L’Etat Providence s’est mis en place dans la majorité des pays industrialisés au cours d’une même période, apparaissant progressivement à la fin du XIXème siècle pour connaître une apogée pendant les Trente Glorieuses. Nous avons pu voir dans les grands bouleversements du XIXème siècle des origines communes à l’instauration de ses premières institutions dans tous ces pays. Toutefois, il ne faut pas négliger les expressions différentes qu’il a pu prendre ici et là, découlant des spécificités des contextes nationaux. Nous verrons que différents modèles d’Etat Providence ont été théorisés pour décrire ces particularités nationales, et que la réalité semble encore plus complexe que ces idéaux-types.

  • Les modèles d’Etat Providence

Face à la variété des formes prises par l’Etat Providence selon les pays, certains théoriciens ont cherché à en établir des « idéaux-types » (un « idéal-type » est une catégorie associant des caractéristiques à un phénomène pour mieux le comprendre et le reconnaître, sans prétendre que ces caractéristiques se retrouvent toujours parfaitement dans la réalité). Comme le précise François-Xavier Merrien (L’Etat Providence, 2013), on admet habituellement l’existence de deux modèles d’Etat-providence :

- Le modèle « bismarckien » qui repose sur la solidarité professionnelle entre les travailleurs. Plus précisément, il est fondé sur quatre principes : une protection exclusivement fondée sur le travail ; une protection obligatoire pour tous (du moins tous ceux dont le salaire est faible); une protection fondée sur la technique de l’assurance qui instaure une proportionnalité des cotisations par rapport aux salaires et une proportionnalité des prestations par rapport aux cotisations ; une protection gérée par les employeurs et les salariés eux mêmes. Les lois signées par Bismarck dans les années 1880 que nous avons évoquées dans le I.a. en sont les parfaits exemples. L’objectif principal du chancelier était de dépasser l’opposition capital/travail en proposant des caisses d’assurance gérées par les employeurs et les travailleurs. Ce système était conçu comme un moyen d’unir les allemands et de briser les élans socialistes.

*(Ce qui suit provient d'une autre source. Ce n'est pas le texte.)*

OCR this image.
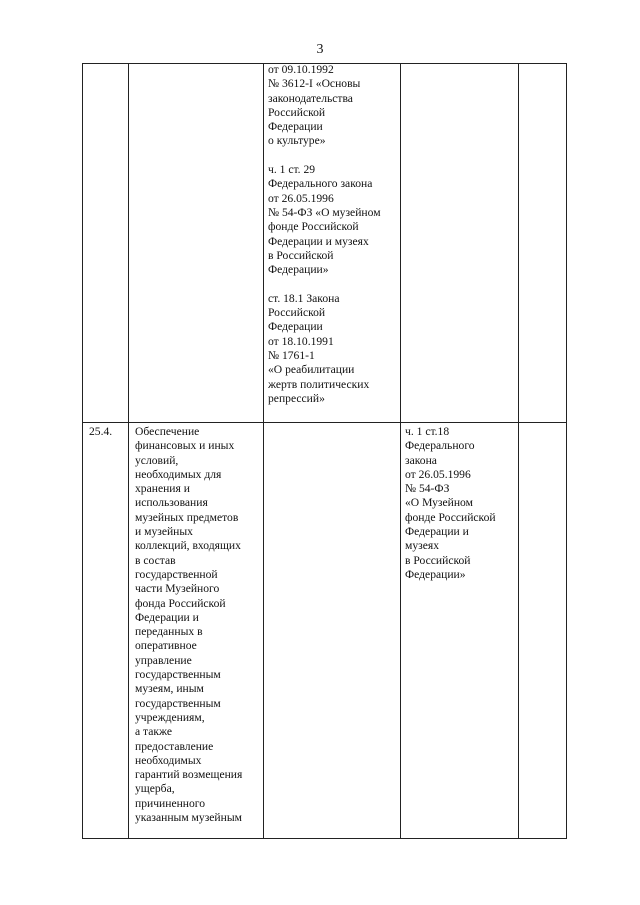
3
от 09.10.1992
№ 3612-I «Основы
законодательства
Российской
Федерации
о культуре»

ч. 1 ст. 29
Федерального закона
от 26.05.1996
№ 54-ФЗ «О музейном
фонде Российской
Федерации и музеях
в Российской
Федерации»

ст. 18.1 Закона
Российской
Федерации
от 18.10.1991
№ 1761-1
«О реабилитации
жертв политических
репрессий»
25.4.	Обеспечение
финансовых и иных
условий,
необходимых для
хранения и
использования
музейных предметов
и музейных
коллекций, входящих
в состав
государственной
части Музейного
фонда Российской
Федерации и
переданных в
оперативное
управление
государственным
музеям, иным
государственным
учреждениям,
а также
предоставление
необходимых
гарантий возмещения
ущерба,
причиненного
указанным музейным
ч. 1 ст.18
Федерального
закона
от 26.05.1996
№ 54-ФЗ
«О Музейном
фонде Российской
Федерации и
музеях
в Российской
Федерации»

- Le modèle « beveridgien » qui repose sur la solidarité nationale entre les citoyens. Cette fois, c’est le britannique William Beveridge qui en est l’instigateur. Ses caractéristiques sont imaginées dans le « plan Beveridge » de 1942 visant à élaborer un plan de sécurité sociale pour l’après guerre, en vue d’abolir la misère et de libérer l’homme de la misère, de la saleté, de la maladie, de l’ignorance et de la paresse ou de l’inutilité. Elles sont souvent résumées par la  logique des « 3 U » : un principe d’universalité en rupture avec la logique des assurance sociales car impliquant une protection étendue à tous les individus et non plus limitée aux seuls travailleurs ; un principe d’uniformité stipulant que les prestations sont versées quel que soit l’effort contributif dans une logique de satisfaction des besoins au moins élémentaires ; un principe d’unité puisque la gestion en est confiée à un service public unique. Ajoutons que tandis que le modèle « bismarckien » est financé principalement par des cotisations sociales, le modèle « beveridgien » s’appuie sur la fiscalité. Suite à la publication d’un deuxième rapport en 1944 « Full Employment in a Free Society », connaissant un franc succès, les assurances sociales et un service public gratuit de santé sont mis en place entre 1945 et 1948. Aujourd’hui, c’est au Danemark, en Suède et en Norvège que ce modèle social est le plus largement appliqué. D’emblée, l’Europe du Nord a opté pour des régimes universels d’assurance, et non des modèles professionnels comme en Allemagne.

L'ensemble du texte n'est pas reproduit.